深刻な多忙化が問題となっている教員の長時間勤務是正に向け、青森県教育委員会は25日、「学校における働き方改革プラン」を策定した。新年度から2022年までの3年間で、時間外勤務(残業)の25%削減を目標に掲げた。今後、全市町村教委に同様の計画を策定するよう働き掛ける。同日の定例会で委員に報告した。

 時間外勤務の上限は国の指針と同様に「原則月45時間、年360時間」とした。県教委が18年度に行った抽出調査によると、高校教諭・講師の残業は月約59時間で、25%削減すると上限の月約45時間になる。

 1カ月の残業は同じ調査で、小学校が約47時間、中学校が約71時間、特別支援学校が約25時間だった。

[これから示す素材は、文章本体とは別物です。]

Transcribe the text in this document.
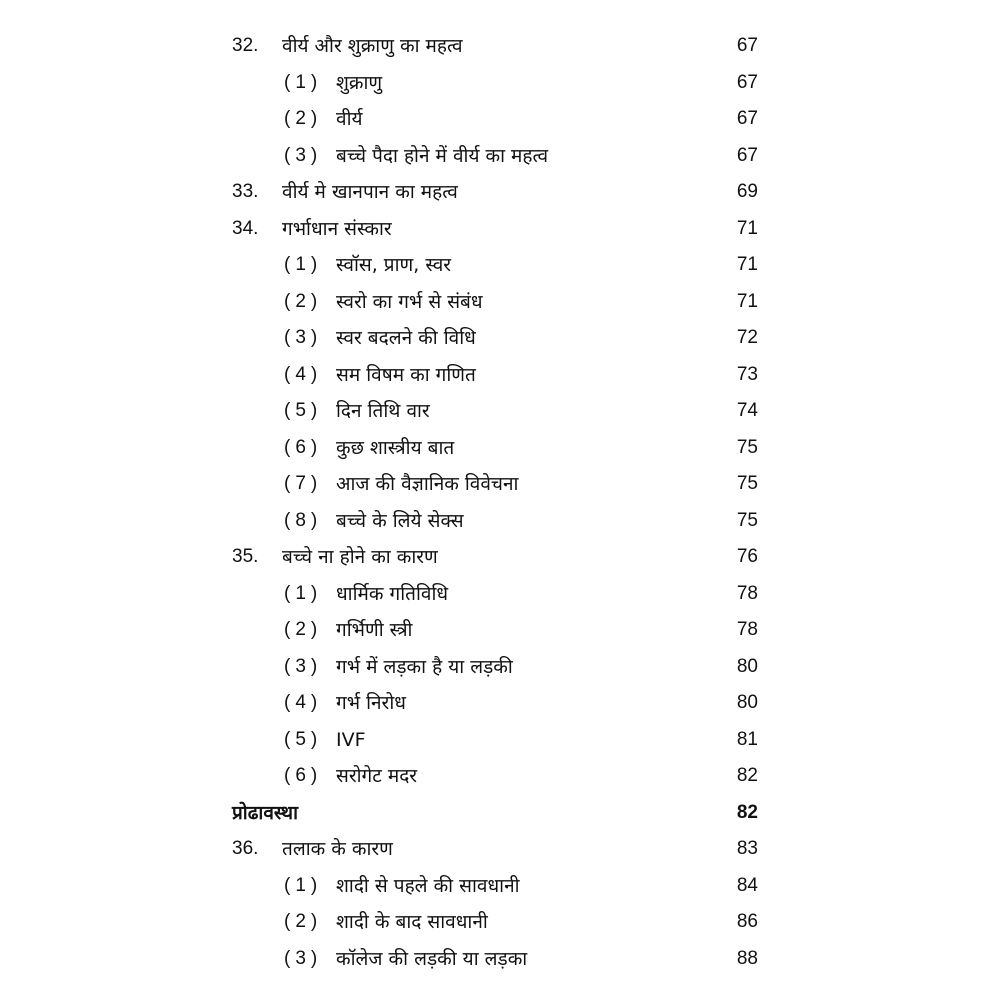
32. वीर्य और शुक्राणु का महत्व	67
(1) शुक्राणु	67
(2) वीर्य	67
(3) बच्चे पैदा होने में वीर्य का महत्व	67
33. वीर्य मे खानपान का महत्व	69
34. गर्भाधान संस्कार	71
(1) स्वॉस, प्राण, स्वर	71
(2) स्वरो का गर्भ से संबंध	71
(3) स्वर बदलने की विधि	72
(4) सम विषम का गणित	73
(5) दिन तिथि वार	74
(6) कुछ शास्त्रीय बात	75
(7) आज की वैज्ञानिक विवेचना	75
(8) बच्चे के लिये सेक्स	75
35. बच्चे ना होने का कारण	76
(1) धार्मिक गतिविधि	78
(2) गर्भिणी स्त्री	78
(3) गर्भ में लड़का है या लड़की	80
(4) गर्भ निरोध	80
(5) IVF	81
(6) सरोगेट मदर	82
प्रोढावस्था	82
36. तलाक के कारण	83
(1) शादी से पहले की सावधानी	84
(2) शादी के बाद सावधानी	86
(3) कॉलेज की लड़की या लड़का	88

 目標達成に向けて各学校には、部活動数の絞り込み、学校行事の見直しなどを実情に合わせて進めるよう求めた。県教委は教員の業務を助ける「スクールサポートスタッフ」など専門スタッフの効果的な配置、情報通信技術(ICT)の活用といった取り組みを、さらに効果的に実施できるよう検討していくとした。

 保護者や地域には、効果的な教育活動のためには教職員の負担軽減が必要として、働き方改革への理解や協力を呼び掛けている。

 これまでの県内教員の多忙化解消に向けた計画には残業の上限についての数値目標がなく、国が昨年1月に示した指針を受け新たに設定した。国の昨年7月時点の調査で、指針を踏まえた計画を策定済みなのは、県内は青森、十和田の2市教委にとどまっている。